Fundamental Analysis of Forex Currencies
The value of one Forex currency versus another is determined by the market. The market watches trade figures, employment and unemployment numbers, balance of payment, inflation, trade policy, central bank policy, and more. Traders profit from knowing how these fundamentals will affect a currency such as the British Pound and the Yen. To learn Forex trading a trader needs to have a sense of how to evaluate these fundamentals that eventually drive Forex currency rates. The Forex market was developed to allow for payments in international trade. In international trade one currency is used to purchase another. Therefore, a trader focuses on the fundamentals of each country. Factors that affect all nations such as the price of oil or threat of regional conflicts affect various currency pairs differently. For example a rise in oil price will be more hurtful to Japan and the Yen than to the USA which is a major oil producer.

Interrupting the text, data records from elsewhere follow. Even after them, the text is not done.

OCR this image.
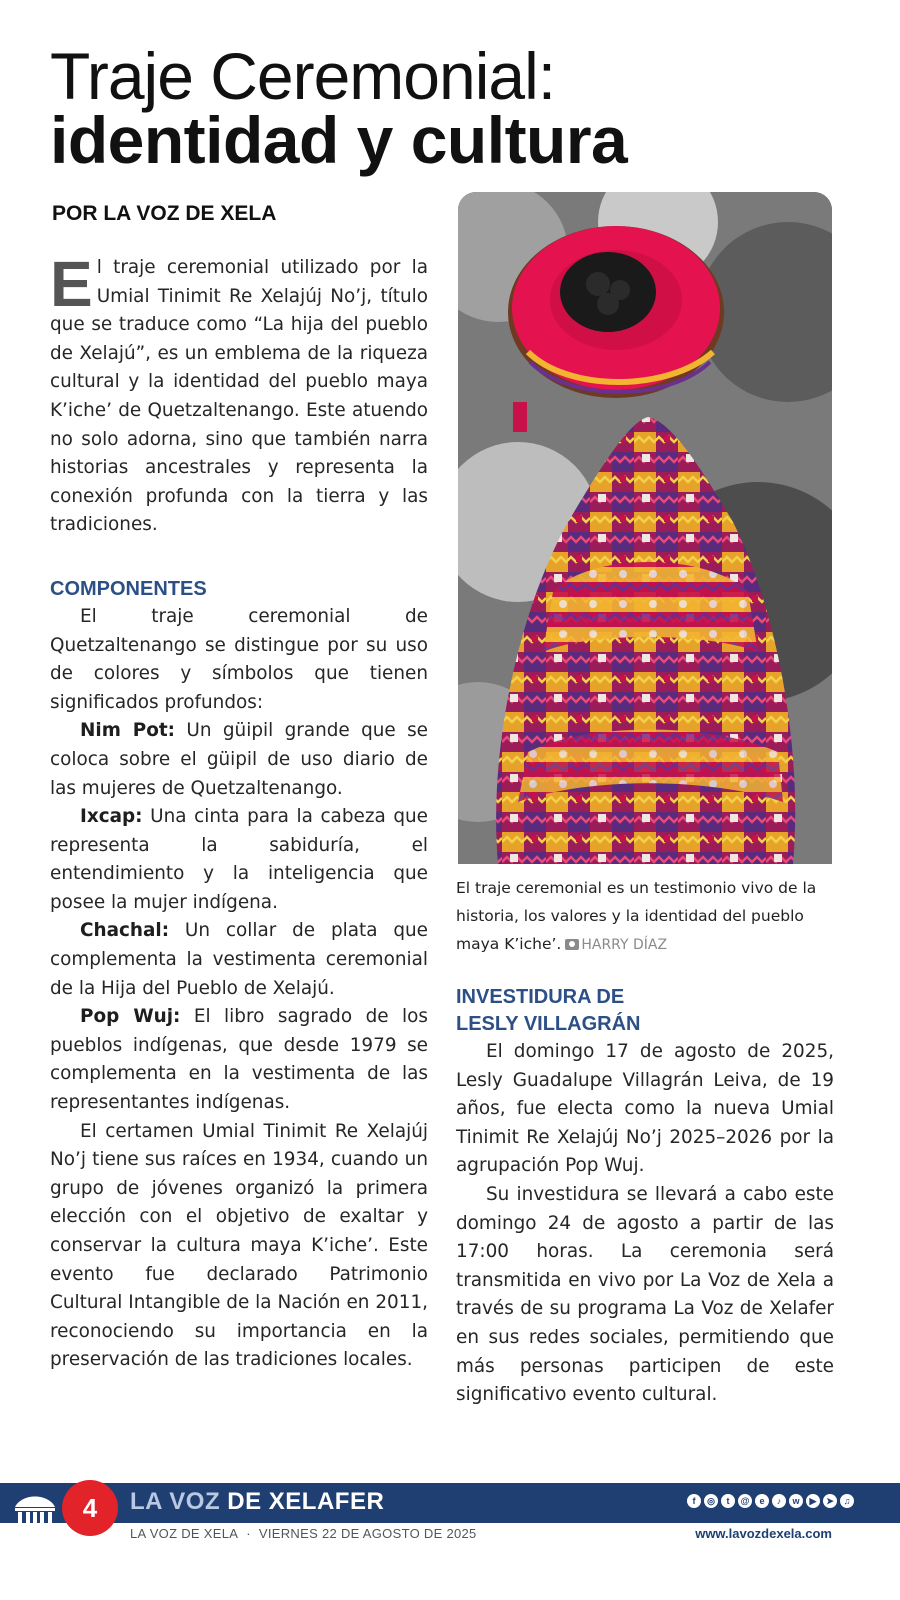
Traje Ceremonial:
identidad y cultura
POR LA VOZ DE XELA

El traje ceremonial utilizado por la Umial Tinimit Re Xelajúj No’j, título que se traduce como “La hija del pueblo de Xelajú”, es un emblema de la riqueza cultural y la identidad del pueblo maya K’iche’ de Quetzaltenango. Este atuendo no solo adorna, sino que también narra historias ancestrales y representa la conexión profunda con la tierra y las tradiciones.

COMPONENTES

El traje ceremonial de Quetzaltenango se distingue por su uso de colores y símbolos que tienen significados profundos:

Nim Pot: Un güipil grande que se coloca sobre el güipil de uso diario de las mujeres de Quetzaltenango.

Ixcap: Una cinta para la cabeza que representa la sabiduría, el entendimiento y la inteligencia que posee la mujer indígena.

Chachal: Un collar de plata que complementa la vestimenta ceremonial de la Hija del Pueblo de Xelajú.

Pop Wuj: El libro sagrado de los pueblos indígenas, que desde 1979 se complementa en la vestimenta de las representantes indígenas.

El certamen Umial Tinimit Re Xelajúj No’j tiene sus raíces en 1934, cuando un grupo de jóvenes organizó la primera elección con el objetivo de exaltar y conservar la cultura maya K’iche’. Este evento fue declarado Patrimonio Cultural Intangible de la Nación en 2011, reconociendo su importancia en la preservación de las tradiciones locales.

El traje ceremonial es un testimonio vivo de la historia, los valores y la identidad del pueblo maya K’iche’. HARRY DÍAZ
INVESTIDURA DE
LESLY VILLAGRÁN

El domingo 17 de agosto de 2025, Lesly Guadalupe Villagrán Leiva, de 19 años, fue electa como la nueva Umial Tinimit Re Xelajúj No’j 2025–2026 por la agrupación Pop Wuj.

Su investidura se llevará a cabo este domingo 24 de agosto a partir de las 17:00 horas. La ceremonia será transmitida en vivo por La Voz de Xela a través de su programa La Voz de Xelafer en sus redes sociales, permitiendo que más personas participen de este significativo evento cultural.

4	LA VOZ DE XELAFER	f	◎	t	@	e	♪	w	▶	➤	♫
LA VOZ DE XELA · VIERNES 22 DE AGOSTO DE 2025	www.lavozdexela.com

Technical Analysis of Forex Currencies
A Forex trader always needs to have a sense of what the fundamentals are and where they are going. But, profit in day trading currencies has more to do with technical analysis of market patterns. This is why trading Forex with candlesticks and other technical analysis tools is so popular. Technical patterns like those used in Japanese candlesticks are a snapshot of price action for the day, hour, or even minute. Technical traders can successfully anticipate reverses in market sentiment and make money with an appropriate trade.